In the given figure : ABCD is a rhombus with angle $A={67}^{\circ }$.

If DEC is an equilateral triangle, calculate $\angle DBE$(in degrees).

Answer 1

ABCD is a rhombus with $\angle A={67}^o$ & $\Delta DEC$ is an equilateral triangle.

So DE= EC = CD & $\angle DEC=\angle ECD=\angle CDE={60}^o$

Also EC = CD = CB ...[ Since all sides of the rhombus are equal

Now, $\angle A=\angle BCD$ ...[Opposite angles are equal in a rhombus]

So $\angle ECB=\angle ECD+\angle BCD\Rightarrow \angle ECB={67}^o+{60}^o\Rightarrow \angle ECB={127}^o$

Since EC = CB, so $△ECB$ is isosceles triangle.

In $△ECB$,

$\angle ECB+\angle BEC+\angle CBE={180}^o\Rightarrow 2\angle CBE+127=180$

{Base angles in isosceles triangle are equal $\Rightarrow \angle CEB=\angle CBE$]

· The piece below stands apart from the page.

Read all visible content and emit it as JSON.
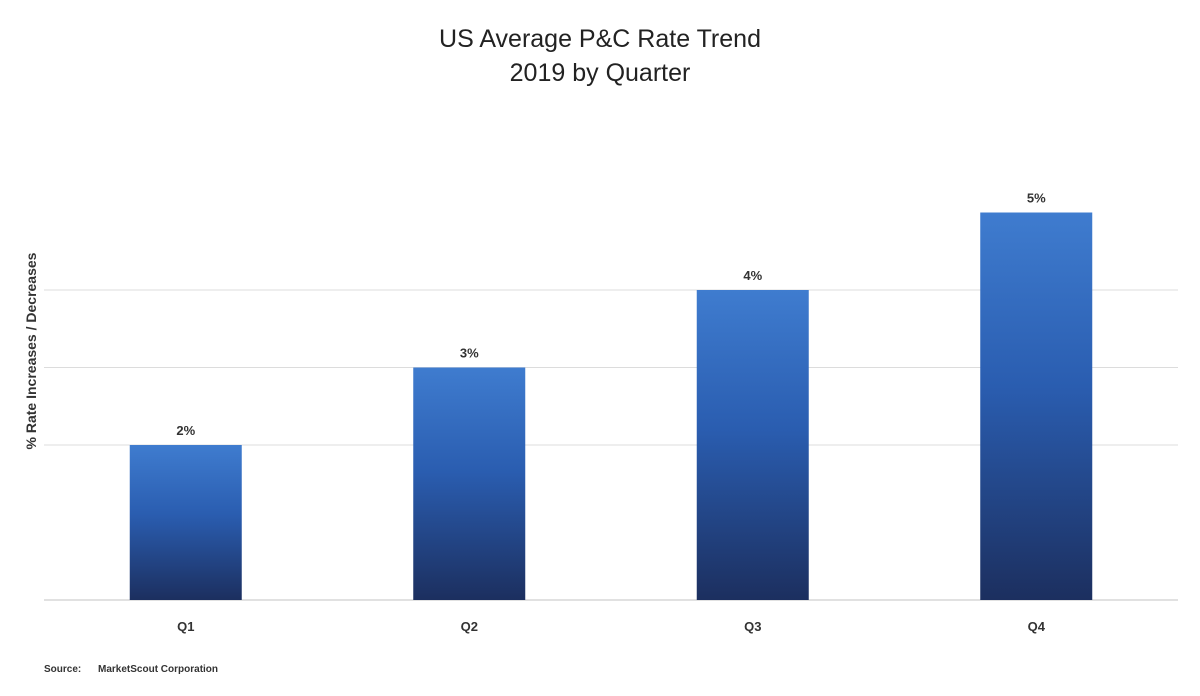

$\Rightarrow 2\angle CBE=180-127\Rightarrow 2\angle CBE=53$

$\Rightarrow \angle CBE=\frac{53}{2}\Rightarrow \angle CBE={26.5}^o$

In isosceles $△DAB,\angle ADB=\angle ABD$

[Base angles in isosceles triangle are equal

Again in isosceles $△DAB,\angle ADB+\angle ABD+\angle BAD={180}^o$

$\Rightarrow 2\angle ABD=180-67\Rightarrow 2\angle ABD={113}^o$

$\Rightarrow \angle ABD={56.5}^o$

In rhombus ABCD, adjacent angles are supplementary,

$\therefore \angle DAB+angleABC={180}^o\Rightarrow \angle ABC=180-67\Rightarrow \angle ABC={113}^o$

So $\angle DBE=\angle ABC-\angle ABD-\angle CBE$

$\Rightarrow \angle DBE={113}^o-{56.5}^o-{26.5}^o$

$\Rightarrow \angle DBE={113}^o-83$ $\Rightarrow \angle DBE={30}^o$